L’amoreggiamento con i luoghi continua con Parigi, seguendo il percorso e l’educazione di Livio che si trasferirà per lavoro nella Ville Lumière, Parigi anch’essa colta dall’occhio fotografico dell’autore, con le stesse descrizioni vivide e taglienti nonché liriche come fotografie, quelle scattate al di fuori dei corridoi turistici e che riescono a rappresentare la sua varia umanità, come in un trattato sociologico per tipi, su tutti le così definite Hautines parigine, tutto da scoprire di cosa si tratti, e «ragazze che in mètro non guardano direttamente, ma attraverso il riflesso del vetro à la francaise. Annoto su un foglietto: Cercare lo sguardo/ di ragazze lavate dentro/da un pianto recente».
Approdo all’isola
Descrizioni che riescono anche a cogliere il dato olfattivo con «gli odori di Parigi l’inizio di primavera» con «un sentore di funghi dai tombini, al mattino, di minestra scaduta dagli sfiati del metrò. Altre fragranze strane che non fai in tempo a trattenere: di guarnizione bruciata, pane in lievitazione».
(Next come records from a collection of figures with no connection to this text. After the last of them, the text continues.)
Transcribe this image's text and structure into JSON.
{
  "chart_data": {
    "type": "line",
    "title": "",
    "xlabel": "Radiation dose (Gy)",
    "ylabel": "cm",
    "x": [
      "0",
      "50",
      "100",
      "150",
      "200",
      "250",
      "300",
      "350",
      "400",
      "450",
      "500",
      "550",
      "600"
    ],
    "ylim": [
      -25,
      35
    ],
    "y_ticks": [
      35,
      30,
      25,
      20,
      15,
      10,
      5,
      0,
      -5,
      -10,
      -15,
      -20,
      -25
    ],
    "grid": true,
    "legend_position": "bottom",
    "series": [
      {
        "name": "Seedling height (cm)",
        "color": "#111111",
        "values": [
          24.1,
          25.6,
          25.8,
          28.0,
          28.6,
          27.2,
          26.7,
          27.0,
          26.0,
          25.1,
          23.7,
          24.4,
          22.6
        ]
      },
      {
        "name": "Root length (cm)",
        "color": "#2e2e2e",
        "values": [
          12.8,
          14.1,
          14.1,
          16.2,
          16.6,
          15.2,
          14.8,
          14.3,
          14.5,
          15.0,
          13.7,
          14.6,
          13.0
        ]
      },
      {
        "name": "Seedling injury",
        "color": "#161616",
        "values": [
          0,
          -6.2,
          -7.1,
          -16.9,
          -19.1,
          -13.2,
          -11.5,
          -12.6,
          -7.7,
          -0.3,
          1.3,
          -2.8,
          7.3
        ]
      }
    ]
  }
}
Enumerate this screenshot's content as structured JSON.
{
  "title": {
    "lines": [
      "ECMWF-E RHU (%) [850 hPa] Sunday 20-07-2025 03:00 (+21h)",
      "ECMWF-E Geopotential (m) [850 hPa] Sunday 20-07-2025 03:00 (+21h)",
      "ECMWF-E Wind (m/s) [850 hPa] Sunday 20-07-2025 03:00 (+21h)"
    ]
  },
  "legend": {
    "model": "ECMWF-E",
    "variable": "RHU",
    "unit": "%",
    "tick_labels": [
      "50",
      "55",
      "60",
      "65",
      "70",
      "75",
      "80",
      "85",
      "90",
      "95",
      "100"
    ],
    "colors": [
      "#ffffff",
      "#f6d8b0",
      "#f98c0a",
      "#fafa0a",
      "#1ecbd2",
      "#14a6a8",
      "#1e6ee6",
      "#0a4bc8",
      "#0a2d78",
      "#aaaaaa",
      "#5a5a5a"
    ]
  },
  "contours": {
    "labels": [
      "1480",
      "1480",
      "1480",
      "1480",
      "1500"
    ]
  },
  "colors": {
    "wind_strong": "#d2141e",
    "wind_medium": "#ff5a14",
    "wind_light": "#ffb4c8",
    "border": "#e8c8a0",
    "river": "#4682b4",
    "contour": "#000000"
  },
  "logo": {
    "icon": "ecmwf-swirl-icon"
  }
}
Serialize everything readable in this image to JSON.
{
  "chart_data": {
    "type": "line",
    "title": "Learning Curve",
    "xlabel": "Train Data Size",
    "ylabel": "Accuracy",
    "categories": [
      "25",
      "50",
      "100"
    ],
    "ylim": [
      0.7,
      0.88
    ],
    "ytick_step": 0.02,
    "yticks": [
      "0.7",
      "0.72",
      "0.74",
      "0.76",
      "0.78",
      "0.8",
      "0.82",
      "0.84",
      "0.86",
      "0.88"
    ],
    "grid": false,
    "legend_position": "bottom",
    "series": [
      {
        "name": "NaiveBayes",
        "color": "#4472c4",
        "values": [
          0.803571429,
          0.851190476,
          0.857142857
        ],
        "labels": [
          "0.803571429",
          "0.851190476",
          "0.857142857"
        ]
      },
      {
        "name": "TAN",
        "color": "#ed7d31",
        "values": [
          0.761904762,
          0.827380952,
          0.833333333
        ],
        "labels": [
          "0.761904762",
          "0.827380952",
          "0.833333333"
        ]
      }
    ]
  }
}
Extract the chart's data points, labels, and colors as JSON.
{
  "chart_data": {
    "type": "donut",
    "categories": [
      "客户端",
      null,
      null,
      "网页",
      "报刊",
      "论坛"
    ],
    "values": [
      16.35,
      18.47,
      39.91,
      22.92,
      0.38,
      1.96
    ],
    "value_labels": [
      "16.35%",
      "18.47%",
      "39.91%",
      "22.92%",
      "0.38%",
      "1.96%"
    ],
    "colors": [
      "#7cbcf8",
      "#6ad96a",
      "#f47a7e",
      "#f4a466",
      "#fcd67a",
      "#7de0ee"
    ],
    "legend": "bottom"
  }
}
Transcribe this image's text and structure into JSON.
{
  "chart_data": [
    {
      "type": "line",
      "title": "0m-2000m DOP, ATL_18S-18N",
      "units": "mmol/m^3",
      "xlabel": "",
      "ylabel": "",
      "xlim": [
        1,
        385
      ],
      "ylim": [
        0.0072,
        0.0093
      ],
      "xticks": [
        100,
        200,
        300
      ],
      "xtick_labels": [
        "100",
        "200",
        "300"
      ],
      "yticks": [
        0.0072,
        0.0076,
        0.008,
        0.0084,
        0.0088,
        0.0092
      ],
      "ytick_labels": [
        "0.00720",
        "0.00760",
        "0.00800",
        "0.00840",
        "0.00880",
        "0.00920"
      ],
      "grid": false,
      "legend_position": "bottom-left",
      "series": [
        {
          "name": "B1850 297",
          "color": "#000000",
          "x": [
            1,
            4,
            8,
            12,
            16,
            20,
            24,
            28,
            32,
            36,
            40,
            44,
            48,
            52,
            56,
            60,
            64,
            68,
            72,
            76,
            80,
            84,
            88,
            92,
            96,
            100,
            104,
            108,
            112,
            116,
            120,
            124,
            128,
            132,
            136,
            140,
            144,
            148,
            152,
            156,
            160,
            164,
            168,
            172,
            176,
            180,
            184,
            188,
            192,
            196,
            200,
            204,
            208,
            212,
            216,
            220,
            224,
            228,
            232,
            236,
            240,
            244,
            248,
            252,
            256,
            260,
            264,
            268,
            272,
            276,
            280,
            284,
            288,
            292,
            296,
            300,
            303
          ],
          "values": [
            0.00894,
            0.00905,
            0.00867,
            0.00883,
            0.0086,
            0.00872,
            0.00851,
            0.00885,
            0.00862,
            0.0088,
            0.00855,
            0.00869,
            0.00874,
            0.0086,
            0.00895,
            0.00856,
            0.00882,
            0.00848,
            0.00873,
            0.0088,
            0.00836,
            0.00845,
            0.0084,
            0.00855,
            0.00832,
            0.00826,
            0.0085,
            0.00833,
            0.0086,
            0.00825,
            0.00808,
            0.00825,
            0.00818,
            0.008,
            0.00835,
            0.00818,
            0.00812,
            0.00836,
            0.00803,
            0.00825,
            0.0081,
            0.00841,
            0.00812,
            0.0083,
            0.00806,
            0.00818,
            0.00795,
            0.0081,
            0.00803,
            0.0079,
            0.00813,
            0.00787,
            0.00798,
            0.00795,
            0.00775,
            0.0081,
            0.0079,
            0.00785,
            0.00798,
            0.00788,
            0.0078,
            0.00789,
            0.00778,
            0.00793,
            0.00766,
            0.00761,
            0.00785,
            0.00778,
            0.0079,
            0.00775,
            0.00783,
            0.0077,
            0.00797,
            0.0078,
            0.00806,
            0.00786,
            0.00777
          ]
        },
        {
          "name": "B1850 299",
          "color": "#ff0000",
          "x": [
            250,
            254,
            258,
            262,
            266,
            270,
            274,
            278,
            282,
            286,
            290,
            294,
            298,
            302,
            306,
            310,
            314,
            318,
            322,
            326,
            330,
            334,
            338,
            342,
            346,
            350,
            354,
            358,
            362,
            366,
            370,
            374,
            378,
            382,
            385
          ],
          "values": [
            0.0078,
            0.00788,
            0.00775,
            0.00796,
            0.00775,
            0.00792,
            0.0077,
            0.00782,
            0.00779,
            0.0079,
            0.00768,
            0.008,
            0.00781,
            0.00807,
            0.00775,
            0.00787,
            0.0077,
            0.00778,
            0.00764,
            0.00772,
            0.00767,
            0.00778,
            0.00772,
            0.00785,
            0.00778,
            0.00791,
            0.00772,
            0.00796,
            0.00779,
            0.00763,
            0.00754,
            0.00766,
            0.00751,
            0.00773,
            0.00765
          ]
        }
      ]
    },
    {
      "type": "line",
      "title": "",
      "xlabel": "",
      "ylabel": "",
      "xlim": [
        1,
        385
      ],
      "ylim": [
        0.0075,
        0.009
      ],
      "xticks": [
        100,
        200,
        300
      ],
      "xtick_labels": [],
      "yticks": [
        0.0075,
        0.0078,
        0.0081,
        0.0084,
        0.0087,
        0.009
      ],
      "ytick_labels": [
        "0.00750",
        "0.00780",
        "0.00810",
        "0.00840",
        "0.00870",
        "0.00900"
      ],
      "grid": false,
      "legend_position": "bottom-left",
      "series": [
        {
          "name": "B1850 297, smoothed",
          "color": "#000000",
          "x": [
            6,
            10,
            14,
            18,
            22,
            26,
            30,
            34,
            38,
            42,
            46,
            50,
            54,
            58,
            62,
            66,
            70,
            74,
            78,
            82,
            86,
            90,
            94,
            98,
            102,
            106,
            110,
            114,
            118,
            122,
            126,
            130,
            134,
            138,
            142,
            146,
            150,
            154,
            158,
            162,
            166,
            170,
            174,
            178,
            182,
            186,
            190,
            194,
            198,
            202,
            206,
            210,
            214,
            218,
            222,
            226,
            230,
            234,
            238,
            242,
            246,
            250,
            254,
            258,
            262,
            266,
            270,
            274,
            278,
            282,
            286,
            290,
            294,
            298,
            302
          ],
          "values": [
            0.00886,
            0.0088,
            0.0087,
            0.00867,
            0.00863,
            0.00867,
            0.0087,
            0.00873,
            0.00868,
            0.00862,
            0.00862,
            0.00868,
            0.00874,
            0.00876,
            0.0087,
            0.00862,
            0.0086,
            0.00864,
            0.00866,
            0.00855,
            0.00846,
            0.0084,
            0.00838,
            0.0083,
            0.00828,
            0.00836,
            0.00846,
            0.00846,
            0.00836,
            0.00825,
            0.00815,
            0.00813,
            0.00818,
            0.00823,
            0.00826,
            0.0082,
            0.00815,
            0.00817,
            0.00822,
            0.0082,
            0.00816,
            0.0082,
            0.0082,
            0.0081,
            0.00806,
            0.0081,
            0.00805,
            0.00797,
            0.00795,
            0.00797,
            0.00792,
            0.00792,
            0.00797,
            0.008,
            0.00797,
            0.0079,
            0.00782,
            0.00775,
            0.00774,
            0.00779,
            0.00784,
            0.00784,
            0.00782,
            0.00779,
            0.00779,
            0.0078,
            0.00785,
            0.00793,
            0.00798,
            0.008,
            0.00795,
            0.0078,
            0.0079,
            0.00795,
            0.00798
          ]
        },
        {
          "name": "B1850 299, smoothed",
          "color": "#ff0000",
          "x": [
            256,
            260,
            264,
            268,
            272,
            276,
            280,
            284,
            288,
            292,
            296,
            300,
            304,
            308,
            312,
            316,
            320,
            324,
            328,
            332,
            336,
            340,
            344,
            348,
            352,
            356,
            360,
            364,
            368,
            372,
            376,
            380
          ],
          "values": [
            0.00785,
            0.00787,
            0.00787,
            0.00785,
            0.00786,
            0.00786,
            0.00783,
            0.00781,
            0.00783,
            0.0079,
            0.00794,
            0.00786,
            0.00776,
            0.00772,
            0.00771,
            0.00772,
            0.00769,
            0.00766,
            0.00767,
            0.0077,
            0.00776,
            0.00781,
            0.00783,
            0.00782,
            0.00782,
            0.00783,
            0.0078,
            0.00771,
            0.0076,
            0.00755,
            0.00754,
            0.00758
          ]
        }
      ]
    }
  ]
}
I colori di Parigi infine a contrasto con quelli di K. l’isola delle Cicladi dove Livio ritorna dopo anni da quando vi aveva trascorso una vacanza con gli amici, trovando ancora «quella identica, esaltante fiducia nei giorni, nei mesi a venire, in una nuova Grande Stagione» quando scoprirà come in un’agnizione che «quella febbre, quella grinta c’è ancora, da qualche parte» il capitolo finale che si apre con un epigrafe di Guido Ceronetti citata anche all’interno dello stesso capitolo: «Lo sforzo più pesante per un uomo è essere leggero» e che chiude come in un’epifania un libro che dispiace che sia finito.